Nos primórdios de nossa imprensa, não tinha essa de fazer de conta: fingir que há notícias e o leitor fingir que tem informação. A Gazeta do Rio de Janeiro, na sua edição de 1º de janeiro de 1812, por exemplo, não se constrangia em avisar aos leitores que “Chegou esta manhã uma mala de Anholt, a qual não trouxe notícias de muita importância”. Isso que é informação relevante, pois se o redator do jornal está dizendo que a notícia não vale a pena, quem somos nós para duvidar dele? Perder o nosso valioso tempo com matéria fria.

Melhor assim, a verdade crua e nua, do que ficar enchendo páginas com os releases de véspera, que nos informam de dois milhões de pessoas no Réveillon de Copacabana, 18 minutos de fogos de artifício e outras tantas comemorações mundo afora que já estamos carecas de saber:  “A multidão desafiou o frio abaixo de zero grau” no Time Square, La Fontana di Trevi, Champs-Elysées, ou no Trafalgar Square, você escolhe. Pior é o enchimento de linguiça com a retrospectiva do ano findo e as perspectivas do ano vindouro. Nisso, a turma que escrevia há 200 anos  era mais pragmática. A retrospectiva da Gazeta em 1909 era mês a mês e tinha o original nome de “Tábua cronológica dos acontecimentos mais notáveis de 1808”.

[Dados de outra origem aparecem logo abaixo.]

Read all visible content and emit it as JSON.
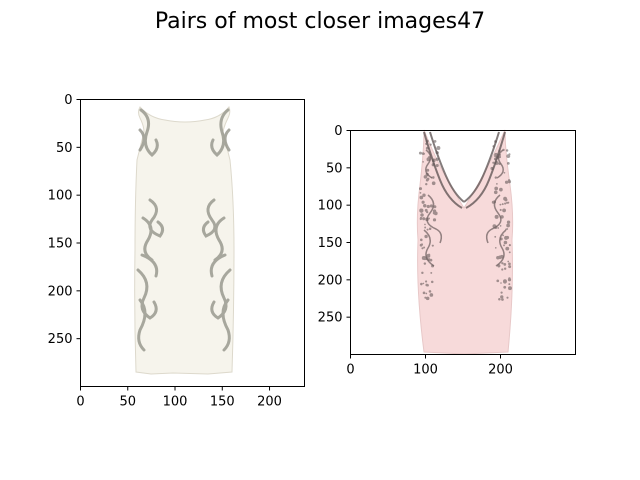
{
  "title": "Pairs of most closer images47",
  "chart_data": [
    {
      "type": "image",
      "subject": "white sleeveless bodycon dress with grey-silver baroque scroll pattern on the sides",
      "image_size": [
        237,
        300
      ],
      "xlim": [
        0,
        237
      ],
      "ylim": [
        300,
        0
      ],
      "xticks": [
        0,
        50,
        100,
        150,
        200
      ],
      "yticks": [
        0,
        50,
        100,
        150,
        200,
        250
      ],
      "colors": {
        "dress": "#f6f4ec",
        "pattern": "#9a9a90"
      }
    },
    {
      "type": "image",
      "subject": "pale pink V-neck bodycon dress with black lace overlay on the bodice and sides",
      "image_size": [
        300,
        300
      ],
      "xlim": [
        0,
        300
      ],
      "ylim": [
        300,
        0
      ],
      "xticks": [
        0,
        100,
        200
      ],
      "yticks": [
        0,
        50,
        100,
        150,
        200,
        250
      ],
      "colors": {
        "dress": "#f7dada",
        "lace": "#5a5050"
      }
    }
  ]
}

Mas, como ia dizendo, o nosso jornal pioneiro não tinha papas na língua, nem se constrangia em sonegar informação que o redator considerava, ou julgava inadequada, para o leitor. Fazia-lhe um favor, sem nenhuma ironia. Na edição extraordinária da Gazeta de 27/8/1809, por exemplo, o jornal publicava os 12  boletins da guerra entre a Áustria e a França, justificava assim o seu caráter de circulação adicional fora das datas de rotina.  Lá no final do documento, após reproduzir, um a um, os textos, informa ao leitor: “O undécimo boletim nada mais contém do que injúrias as mais grosseiras contra Chastelar” e prossegue reproduzindo o décimo segundo e último, na íntegra. Estava errado o redator? Acho que não, poupava os leitores de fofoca. Afinal, que diabos a gente tinha a ver com as injúrias contra Chastelar?

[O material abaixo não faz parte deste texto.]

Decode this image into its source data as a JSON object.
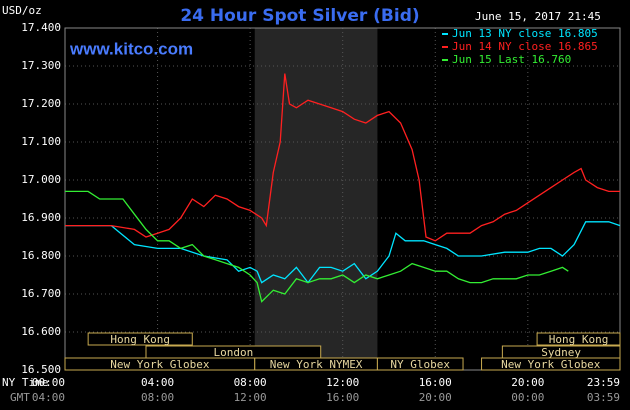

Retomando o fio da meada, nestas divagações de fim de ano, a questão é saber da utilidade ou não dos jornais. Você decide. Pense no noticiário da corrida de São Silvestre, sempre seletiva, foca nos que sobem no pódio e apenas isso, uma cobertura que pode ser assim entendida: “Se querem saber a classificação dos cem melhores atletas, ou dos dez do Brasil, vão tomar banho”. Ou seja, “você, leitor não tem nada a ver com isso”. O mesmo raciocínio da Gazeta do Rio de Janeiro, naqueles idos bicentenários aqui referidos. Mais sensato seria escrever: “Não vamos publicar a classificação a partir do 5º colocado para você não se aborrecer leitor. Não vale a pena. É um bando de pernas de pau”.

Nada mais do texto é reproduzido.